Adsorption processes using zeolites are capable of performing certain CH4—CO2 and CH4—N2 separations. For instance, Molecular Gate® (Engelhard Corp.; Iselin, N.J.) uses titanosilicate-based zeolites (ETS and CTS configurations) doped with transition metals that allow for the micropores of the zeolite to be adjusted based upon activation temperature. Other adsorbents include carbon based molecular sieves for CH4—N2 separations. A pressure swing adsorption (PSA) system using metal-exchanged clinoptilolites, a natural zeolite largely comprised of silica and alumina, has also shown some promise for CH4—N2 separation. In addition, CMS 3A (carbon molecular Sieve 3A) has been evaluated for performing CH4—CO2 separation.
As a selective adsorbent of N2 and CO2, zeolite-based materials are attractive candidates. Zeolite 13X, which is an aluminosilicate zeolite, has been shown to reduce carbon dioxide levels in flue gases at low temperatures. Zeolites are thermochemically stable, available in the market and their surfaces can be controlled through post-modifications such as ion-exchange. Zeolites have well-defined microporous structures with mean diameters in a range of from about 0.3 nanometers (nm) to about 1.5 nm, allowing a zeolite material to advantageously provide a molecular sieve type effect for separating certain unwanted constituents found in natural gas.

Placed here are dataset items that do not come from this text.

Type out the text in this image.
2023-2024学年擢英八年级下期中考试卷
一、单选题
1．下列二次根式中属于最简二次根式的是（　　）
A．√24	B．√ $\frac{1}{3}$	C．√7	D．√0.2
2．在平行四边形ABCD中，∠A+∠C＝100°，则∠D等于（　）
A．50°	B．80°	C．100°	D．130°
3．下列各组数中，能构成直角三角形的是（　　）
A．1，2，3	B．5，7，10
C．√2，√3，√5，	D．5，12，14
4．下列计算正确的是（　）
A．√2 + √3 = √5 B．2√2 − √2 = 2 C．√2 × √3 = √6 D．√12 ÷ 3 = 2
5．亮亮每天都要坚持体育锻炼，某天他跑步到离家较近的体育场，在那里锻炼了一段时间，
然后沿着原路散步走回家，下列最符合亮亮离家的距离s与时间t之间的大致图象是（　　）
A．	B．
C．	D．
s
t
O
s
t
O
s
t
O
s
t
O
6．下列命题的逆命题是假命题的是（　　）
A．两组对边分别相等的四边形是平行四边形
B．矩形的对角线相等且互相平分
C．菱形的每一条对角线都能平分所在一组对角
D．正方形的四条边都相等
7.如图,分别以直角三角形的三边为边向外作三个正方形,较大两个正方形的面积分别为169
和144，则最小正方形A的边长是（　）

Despite the advantages of zeolites, the separation of N2 and CO2 from CH4 remains challenging. For instance, the extremely small difference between the kinetic diameters of the compounds (CO2: 0.33 nm; N2: 0.36 nm; CH4: 0.38 nm) requires precision in forming zeolite apertures. It should be noted that the pore diameter of zeolites and similar materials is difficult to control in the ultra-small pore range (e.g. materials with mean diameters less than 0.38 nm). The attraction of a titanosilicate-type ETS-4 zeolite for small molecular separations is attributable to its pore size tuning. However, two significant problems are associated with the broad use of titanosilicate materials: 1) they have lower thermal stability, so it is more difficult to use them in processes that apply thermal cycling to promote adsorption aid desorption; and 2) these materials can be costly and not readily available. In this regard, aluminosilicate-based zeolites are advantageously more commercially available and less expensive than titanosilicate-based zeolites.